Because in actuality, this new iteration of the campaign is just as problematic as the first.


And I don't want to discount Dove's good intentions. One of the things that I found fascinating about the "experiment" was the way that it was very clear that both sketches were meant to be the same person. In almost every instance, the self-described sketch looked like a cruel parody of the one described by a stranger, and it really solidified for me how severely our standards of beauty have been warped over the years. This isn't a solution in search of a problem.


via DailySavings

But the thing is, as Jazz details in her piece, while the people behind Dove are trying to say one thing, they are actually saying something entirely different. Namely, "You are not as far away from the socially constructed ideal of beauty as you think you are," rather than "You are perfectly beautiful just the way you are."

Not only does the Dove campaign severely limit its sample size to women who would already be considered conventionally attractive, it also severely limits the demographics of the campaign by race, age and size. Apparently Dove isn't quite ready to acknowledge that the old, overweight Asian woman is also beautiful.

But even more problematic is the idea that a woman's beauty is all she has. Again, as Jazz details, the idea that a woman's worries are over once she has independent confirmation of her beauty is deeply troubling, because as women, we are so much more than the way we look. It's not okay to tell women what amounts to "You do in fact fit the f*cked up definition of beauty (that brands like us have helped create), and now that you know that, you can live your life free and unburdened." It's not okay to continue to imply that beauty is a woman's most important or desirable quality.

Because I'll tell you a little secret: It shouldn't matter what you look like. It shouldn't matter if you are grotesquely deformed, because that fact has no bearing on your ability to function as a person. Our looks do not make us more or less capable. And while intellectually most of us understand this, we still live in a world that demands that we submit; demands that we feed the beauty industry with our self-loathing.

Think about it: If women simply decided that they didn't give a flying f*ck about the conventional aspects of beauty, and decided to let themselves age gracefully rather than chasing eternal youth, the beauty industry would CRUMBLE. There would be no market for pimple creams or wrinkle creams or makeup or cosmetic surgery.

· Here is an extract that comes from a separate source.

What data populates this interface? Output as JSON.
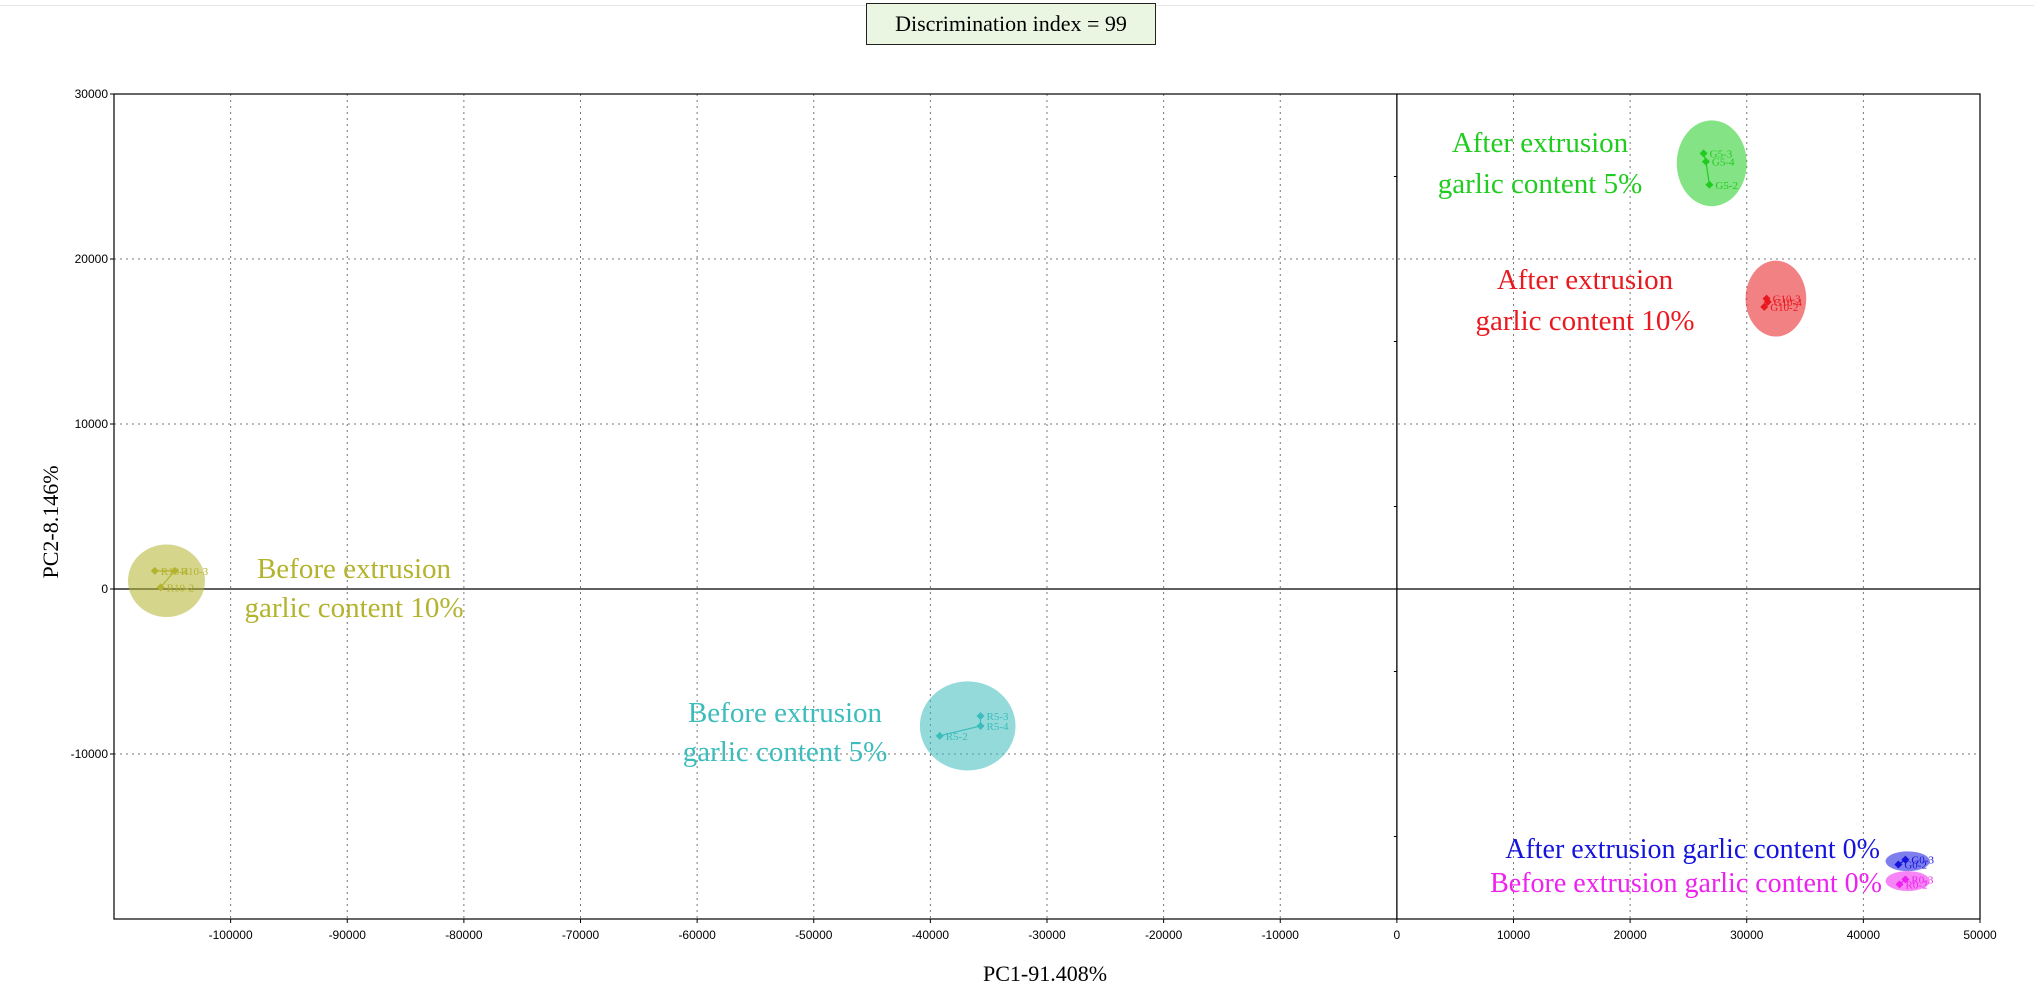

There would be no one who believed that there was anything shameful about the natural state of their faces, and therefore would feel no need to fix it.

Because make no mistake: their intentions may seem good now, but Dove still wants you to buy their soap to make your skin smooth, and their lotion to keep it soft, their shampoo to keep your hair vibrant, and their deodorant to keep your armpit hair from growing back too soon. At the end of the day, Dove may be trying to buy some goodwill, but what they really want id\s for you to buy their products.

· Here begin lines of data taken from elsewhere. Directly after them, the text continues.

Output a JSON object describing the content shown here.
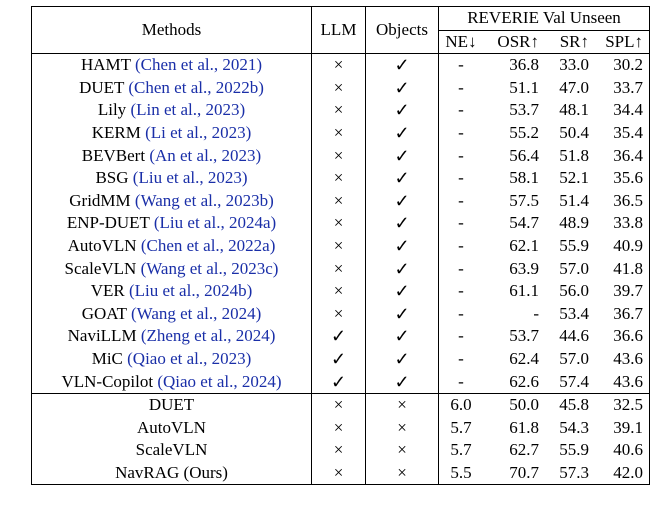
{
  "header": {
    "methods": "Methods",
    "llm": "LLM",
    "objects": "Objects",
    "group": "REVERIE Val Unseen",
    "metrics": [
      "NE↓",
      "OSR↑",
      "SR↑",
      "SPL↑"
    ]
  },
  "symbols": {
    "yes": "✓",
    "no": "×"
  },
  "top_rows": [
    {
      "name": "HAMT",
      "cite": "(Chen et al., 2021)",
      "llm": "×",
      "obj": "✓",
      "ne": "-",
      "osr": "36.8",
      "sr": "33.0",
      "spl": "30.2"
    },
    {
      "name": "DUET",
      "cite": "(Chen et al., 2022b)",
      "llm": "×",
      "obj": "✓",
      "ne": "-",
      "osr": "51.1",
      "sr": "47.0",
      "spl": "33.7"
    },
    {
      "name": "Lily",
      "cite": "(Lin et al., 2023)",
      "llm": "×",
      "obj": "✓",
      "ne": "-",
      "osr": "53.7",
      "sr": "48.1",
      "spl": "34.4"
    },
    {
      "name": "KERM",
      "cite": "(Li et al., 2023)",
      "llm": "×",
      "obj": "✓",
      "ne": "-",
      "osr": "55.2",
      "sr": "50.4",
      "spl": "35.4"
    },
    {
      "name": "BEVBert",
      "cite": "(An et al., 2023)",
      "llm": "×",
      "obj": "✓",
      "ne": "-",
      "osr": "56.4",
      "sr": "51.8",
      "spl": "36.4"
    },
    {
      "name": "BSG",
      "cite": "(Liu et al., 2023)",
      "llm": "×",
      "obj": "✓",
      "ne": "-",
      "osr": "58.1",
      "sr": "52.1",
      "spl": "35.6"
    },
    {
      "name": "GridMM",
      "cite": "(Wang et al., 2023b)",
      "llm": "×",
      "obj": "✓",
      "ne": "-",
      "osr": "57.5",
      "sr": "51.4",
      "spl": "36.5"
    },
    {
      "name": "ENP-DUET",
      "cite": "(Liu et al., 2024a)",
      "llm": "×",
      "obj": "✓",
      "ne": "-",
      "osr": "54.7",
      "sr": "48.9",
      "spl": "33.8"
    },
    {
      "name": "AutoVLN",
      "cite": "(Chen et al., 2022a)",
      "llm": "×",
      "obj": "✓",
      "ne": "-",
      "osr": "62.1",
      "sr": "55.9",
      "spl": "40.9"
    },
    {
      "name": "ScaleVLN",
      "cite": "(Wang et al., 2023c)",
      "llm": "×",
      "obj": "✓",
      "ne": "-",
      "osr": "63.9",
      "sr": "57.0",
      "spl": "41.8",
      "bold": [
        "osr"
      ]
    },
    {
      "name": "VER",
      "cite": "(Liu et al., 2024b)",
      "llm": "×",
      "obj": "✓",
      "ne": "-",
      "osr": "61.1",
      "sr": "56.0",
      "spl": "39.7"
    },
    {
      "name": "GOAT",
      "cite": "(Wang et al., 2024)",
      "llm": "×",
      "obj": "✓",
      "ne": "-",
      "osr": "-",
      "sr": "53.4",
      "spl": "36.7"
    },
    {
      "name": "NaviLLM",
      "cite": "(Zheng et al., 2024)",
      "llm": "✓",
      "obj": "✓",
      "ne": "-",
      "osr": "53.7",
      "sr": "44.6",
      "spl": "36.6"
    },
    {
      "name": "MiC",
      "cite": "(Qiao et al., 2023)",
      "llm": "✓",
      "obj": "✓",
      "ne": "-",
      "osr": "62.4",
      "sr": "57.0",
      "spl": "43.6"
    },
    {
      "name": "VLN-Copilot",
      "cite": "(Qiao et al., 2024)",
      "llm": "✓",
      "obj": "✓",
      "ne": "-",
      "osr": "62.6",
      "sr": "57.4",
      "spl": "43.6",
      "bold": [
        "sr",
        "spl"
      ]
    }
  ],
  "bottom_rows": [
    {
      "name": "DUET",
      "cite": "",
      "llm": "×",
      "obj": "×",
      "ne": "6.0",
      "osr": "50.0",
      "sr": "45.8",
      "spl": "32.5"
    },
    {
      "name": "AutoVLN",
      "cite": "",
      "llm": "×",
      "obj": "×",
      "ne": "5.7",
      "osr": "61.8",
      "sr": "54.3",
      "spl": "39.1"
    },
    {
      "name": "ScaleVLN",
      "cite": "",
      "llm": "×",
      "obj": "×",
      "ne": "5.7",
      "osr": "62.7",
      "sr": "55.9",
      "spl": "40.6"
    },
    {
      "name": "NavRAG (Ours)",
      "cite": "",
      "llm": "×",
      "obj": "×",
      "ne": "5.5",
      "osr": "70.7",
      "sr": "57.3",
      "spl": "42.0",
      "bold": [
        "ne",
        "osr",
        "sr",
        "spl"
      ]
    }
  ]
}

And none of that even touches on the fact that Dove is owned by Unilever, the company that also owns Axe; a brand that has single-handedly flooded the market with some of the most misogynistic, anti-feminist, and sexist campaigns ever seen in advertising.

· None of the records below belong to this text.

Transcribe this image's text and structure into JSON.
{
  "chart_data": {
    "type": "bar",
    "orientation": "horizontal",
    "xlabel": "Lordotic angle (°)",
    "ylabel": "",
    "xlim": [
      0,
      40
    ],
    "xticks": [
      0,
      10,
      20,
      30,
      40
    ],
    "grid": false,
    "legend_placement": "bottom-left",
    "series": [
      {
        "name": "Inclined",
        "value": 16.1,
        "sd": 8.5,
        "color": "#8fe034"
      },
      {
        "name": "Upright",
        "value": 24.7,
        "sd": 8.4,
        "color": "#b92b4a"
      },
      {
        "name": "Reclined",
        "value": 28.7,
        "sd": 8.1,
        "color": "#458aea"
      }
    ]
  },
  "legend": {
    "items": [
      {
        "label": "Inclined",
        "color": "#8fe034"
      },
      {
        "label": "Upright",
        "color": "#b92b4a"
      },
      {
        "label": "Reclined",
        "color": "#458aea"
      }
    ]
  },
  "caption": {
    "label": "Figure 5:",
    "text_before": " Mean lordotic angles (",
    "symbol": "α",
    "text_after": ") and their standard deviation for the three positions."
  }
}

But the real problem with these sketches is the same one that existed with the "Real Women" campaign last year. The impossible standards of beauty that women are expected to live up to are are a real issue, but Dove is approaching a solution to the problem all wrong. Rather than working to expand the narrow definition of beauty that exists, Dove is trying to convince women that they already fall within those boundaries, and therefore have nothing to worry about; it's the marketing equivalent of "You TOTALLY look like Giselle Bunchën!" It's a poor salve to a third degree burn.

I appreciate Dove's efforts to tackle this problem with sincerity  but the fact remains that confronting this issue head on would mean taking a hit to their bottom line. If women finally understood that not only were they already beautiful, but that they didn't even really need to care if they were, what need would they have for Dove?

And therein lies the eternal conflict.